I spent an academic year at the College of Europe in 1967/8, This is the canal between Bruges and the nearby town of Damme.
I worked in the Department of Finance from 1968 to 2006, barring a stint in the ill fated Department of Economic Planning and Development from December 1977 to January 1980.
The photo is of the second main corridor in the Department of Finance in the South Block of Government Buildings. I suppose I have to concede the status of (first) main corridor to the Minister's and Secretary General's corridor. to the left at the other end of this one.
This was an unforgettable Eisteddfod for many reasons, not least of which was the winning of the Bardic Chair (Y Cadair) by a woman for the first time ever.
The sound of shattering glass has resonated with me ever since. Though, to be fair, entries are judged anonymously and there was no bar on women entering. This was a wider societal problem which I won't go into here.
And I was there, as part of the accredited press corps. Heaven.
Once seen, never forgotten. This is an image which remained with me since my stay in Brugge in 1967/8. At that time I just considered it from an aesthetic point of view and was not much concerned with the history of the building of which it is part.
This is the Gruuthuse palace occupied by the Lords of Bruges, from the 13th to the 16th century - these Lords of Bruges and not the other Lords of Bruges. As happened with the Popes, there were two factions claiming the title at times. One would have to admit that these guys were pre-eminent having among other things the franchise on certain taxes, including the groat on malt and beer.
And the people I nominated? As far as I can make out, none of them have so far taken up the challenge.

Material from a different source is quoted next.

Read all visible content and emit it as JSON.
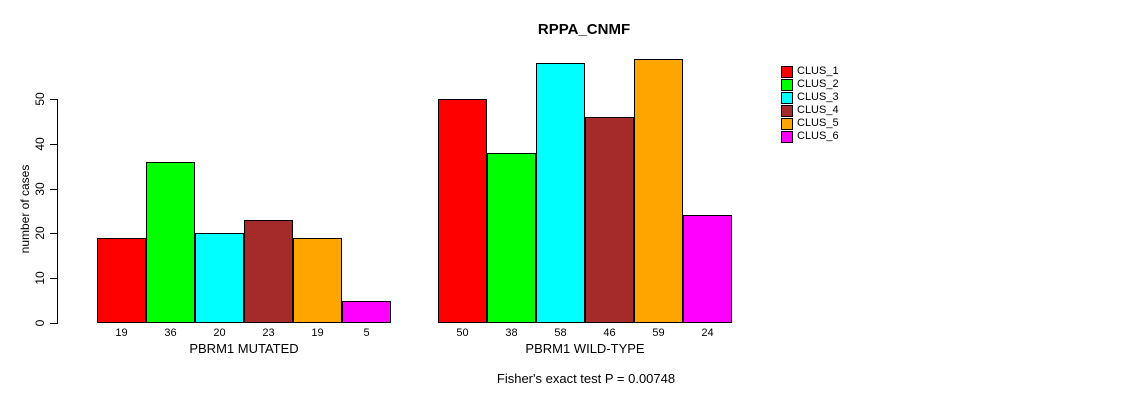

As an afterthought I thought I'd offer some reflections on the process.
When Felix nominated me, I thought Oh Shit, I'm behind in everything and here's more work. But slowly the challenge got to me. How much of my life could I illustrate in seven pictures, what were the high points, and how accessible were the pictures?
I initially intended confining them to photos I'd taken myself, I've been doing that since my teens, but I more or less abandoned that as too restrictive. In the event five turned out to be my photos, one from the National Library of Ireland, and one a scan of an object, my Welsh press badge.
In order to avoid a daily nervous breakdown, I assembled all the pictures in advance and scanned my Twitter followers for victims. I reasoned that those who followed me might be more interested in taking up the challenge.
That was an interesting exercise in the course of which I found that Gerry Adams is still following me despite my ripping into him over the years.
As I had all the material assembled I couldn't wait for midnight to strike to shoot off the next one.
However, as the week progressed I had further thoughts and I ended up doing two substitutions at the end of the sequence. You can see the dropped ones below.
This is the entrance to the circular staircase inside Martello Tower No.7 in Killiney Bay. I have been associated with this tower from around 2000 to date and have a section on it on my web site.
Finally the chapel window in my alma mater, Coláiste Mhuire, which was broken after the premises were abandoned but hastily patched up when the Queen visited the Garden of Remembrance across the road in 2011.
The photo shows the patched window on the right and a pristine window on the left.
And finally, one I dithered over including right up to the end.
The manual cleaning of the supposedly self-cleaning Spire. The resonances here are enormous, hubris, Celtic Tiger, Fallen Empire, and so on.
Anyway it was all great fun and if any of my victims read this post and, however belatedly, take up the challenge, I'll let you know.